Moreover, it is not just about whether Musk can adequately protect his IP address against theft, but whether he will accidentally trespass against another company.

“Microsoft owns a trademark for X,” Andres Guadamuz warnedwho teaches intellectual property law at the University of Sussex and is editor-in-chief of the journal World Intellectual Property Journal. “Musk has destroyed a beloved and strong brand, with potential years of litigation and possibly no brand.”

Valuable origin

A brand can be one of the most valuable assets a company can have. In a world of consumer goods where products are often easily substituted for one another — such as laundry detergent or, more recently, beer in the case of Bud Light — the reason some companies retain pricing power is brand loyalty.

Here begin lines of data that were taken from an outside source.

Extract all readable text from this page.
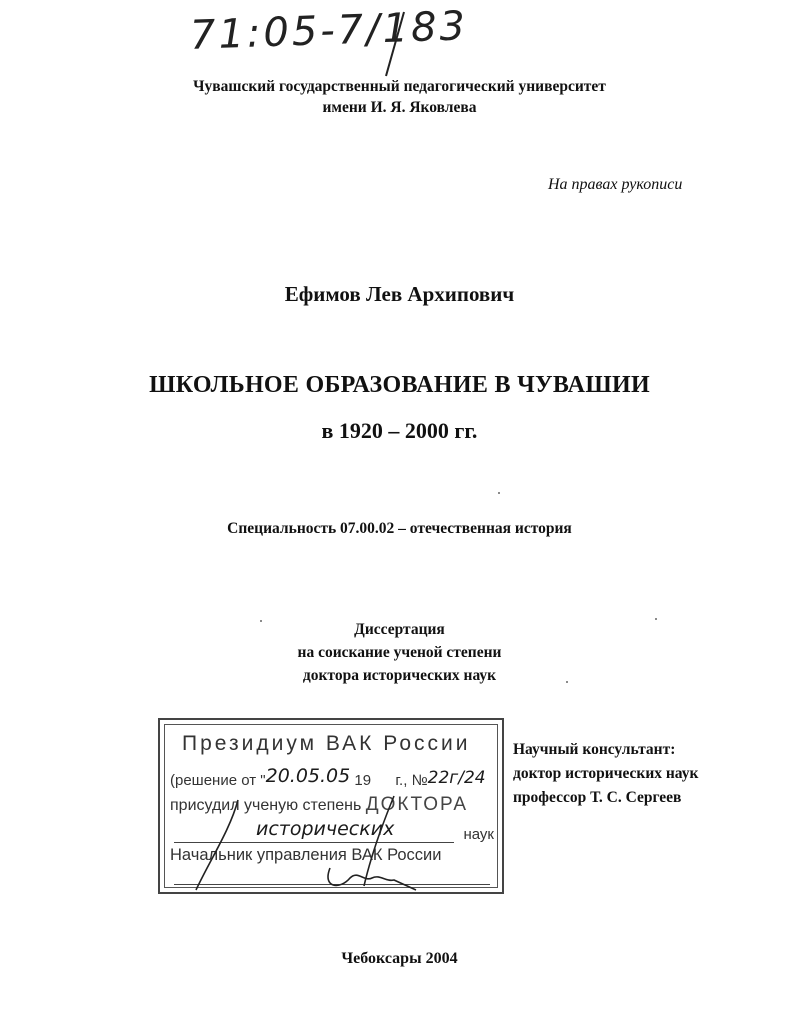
71:05-7/183
Чувашский государственный педагогический университет
имени И. Я. Яковлева
На правах рукописи
Ефимов Лев Архипович
ШКОЛЬНОЕ ОБРАЗОВАНИЕ В ЧУВАШИИ
в 1920 – 2000 гг.
Специальность 07.00.02 – отечественная история
Диссертация
на соискание ученой степени
доктора исторических наук
Президиум ВАК России
(решение от "20.05.05 19 г., №22г/24
присудил ученую степень ДОКТОРА
исторических	наук
Начальник управления ВАК России
Научный консультант:
доктор исторических наук
профессор Т. С. Сергеев
Чебоксары 2004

Thus, re-branding is a very sensitive issue that usually leads to only evolutionary, sometimes even barely perceptible, changes in corporate identity (CI). That’s because consumers associated with a particular brand don’t react well to wholesale changes and the risk is that management can repel more net customers than they attract.

Tim Calkins, professor of marketing at Northwestern’s Kellogg School of Management, said in a statement sent to luck. “Almost all core branding concepts indicate that this is a misdirected move.”

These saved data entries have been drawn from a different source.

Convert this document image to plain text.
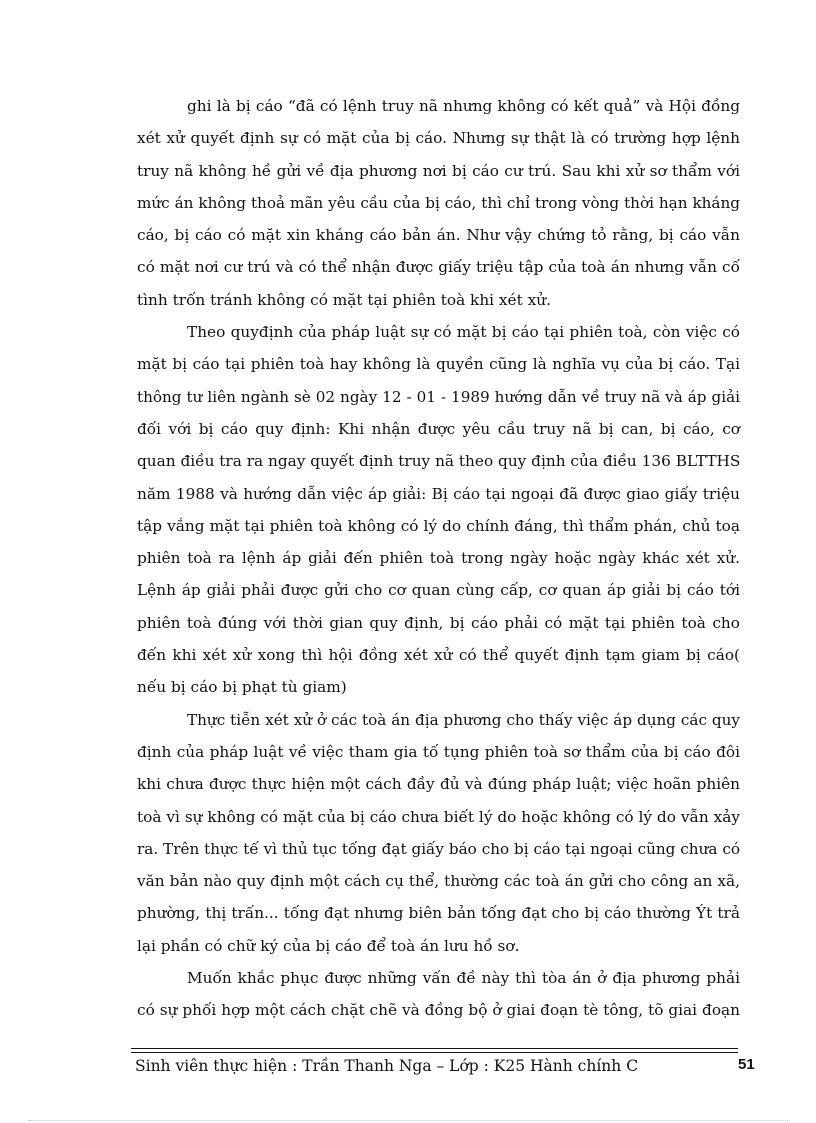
ghi là bị cáo “đã có lệnh truy nã nhưng không có kết quả” và Hội đồng
xét xử quyết định sự có mặt của bị cáo. Nhưng sự thật là có trường hợp lệnh
truy nã không hề gửi về địa phương nơi bị cáo cư trú. Sau khi xử sơ thẩm với
mức án không thoả mãn yêu cầu của bị cáo, thì chỉ trong vòng thời hạn kháng
cáo, bị cáo có mặt xin kháng cáo bản án. Như vậy chứng tỏ rằng, bị cáo vẫn
có mặt nơi cư trú và có thể nhận được giấy triệu tập của toà án nhưng vẫn cố
tình trốn tránh không có mặt tại phiên toà khi xét xử.

Theo quyđịnh của pháp luật sự có mặt bị cáo tại phiên toà, còn việc có
mặt bị cáo tại phiên toà hay không là quyền cũng là nghĩa vụ của bị cáo. Tại
thông tư liên ngành sè 02 ngày 12 - 01 - 1989 hướng dẫn về truy nã và áp giải
đối với bị cáo quy định: Khi nhận được yêu cầu truy nã bị can, bị cáo, cơ
quan điều tra ra ngay quyết định truy nã theo quy định của điều 136 BLTTHS
năm 1988 và hướng dẫn việc áp giải: Bị cáo tại ngoại đã được giao giấy triệu
tập vắng mặt tại phiên toà không có lý do chính đáng, thì thẩm phán, chủ toạ
phiên toà ra lệnh áp giải đến phiên toà trong ngày hoặc ngày khác xét xử.
Lệnh áp giải phải được gửi cho cơ quan cùng cấp, cơ quan áp giải bị cáo tới
phiên toà đúng với thời gian quy định, bị cáo phải có mặt tại phiên toà cho
đến khi xét xử xong thì hội đồng xét xử có thể quyết định tạm giam bị cáo(
nếu bị cáo bị phạt tù giam)

Thực tiễn xét xử ở các toà án địa phương cho thấy việc áp dụng các quy
định của pháp luật về việc tham gia tố tụng phiên toà sơ thẩm của bị cáo đôi
khi chưa được thực hiện một cách đầy đủ và đúng pháp luật; việc hoãn phiên
toà vì sự không có mặt của bị cáo chưa biết lý do hoặc không có lý do vẫn xảy
ra. Trên thực tế vì thủ tục tống đạt giấy báo cho bị cáo tại ngoại cũng chưa có
văn bản nào quy định một cách cụ thể, thường các toà án gửi cho công an xã,
phường, thị trấn... tống đạt nhưng biên bản tống đạt cho bị cáo thường Ýt trả
lại phần có chữ ký của bị cáo để toà án lưu hồ sơ.

Muốn khắc phục được những vấn đề này thì tòa án ở địa phương phải
có sự phối hợp một cách chặt chẽ và đồng bộ ở giai đoạn tè tông, tõ giai đoạn

Sinh viên thực hiện : Trần Thanh Nga – Lớp : K25 Hành chính C	51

In light of his controversial leadership on Twitter, Musk has been repeatedly asked if it would make more sense if he had built the envisioned version of WeChat from scratch. Musk has long responded that this was indeed an option he considered, but he felt Twitter would speed up the process.

With the rebrand, Musk confirmed that he spent $44 billion to buy an installed user base of 215 million daily active users that could generate revenue for the company.

Realizing his dream of an app that can be used to buy movie tickets, book a table at a restaurant, or simply upload a video from your vacation could create significant value for his elite group of shareholders, which includes Oracle’s Larry Ellison, Binance’s Changpeng Zhao, and Saudi Prince Waleed bin Talal.

But he may not be able to maintain that value if he fails at something as basic as his brand.

How do you protect a key element of your CI if you choose your logo design not created from scratch by a graphic artist, but pulled from an existing font, as Musk appears to have?

Tom Warren, senior editor at the edge, identify it as Glyph “X” from Alphabet Special 4 developed by Monotype Imaging. It even contains a universal code, or Unicode, that all computers can mathematically process.

Trademark attorney Josh Gerben said Reuters condition.

All of which means that Musk is likely to add to the list of challenges he already faces in fixing a financially unhealthy company that racked up $13 billion in debt before apparently cutting off half of its advertising revenue.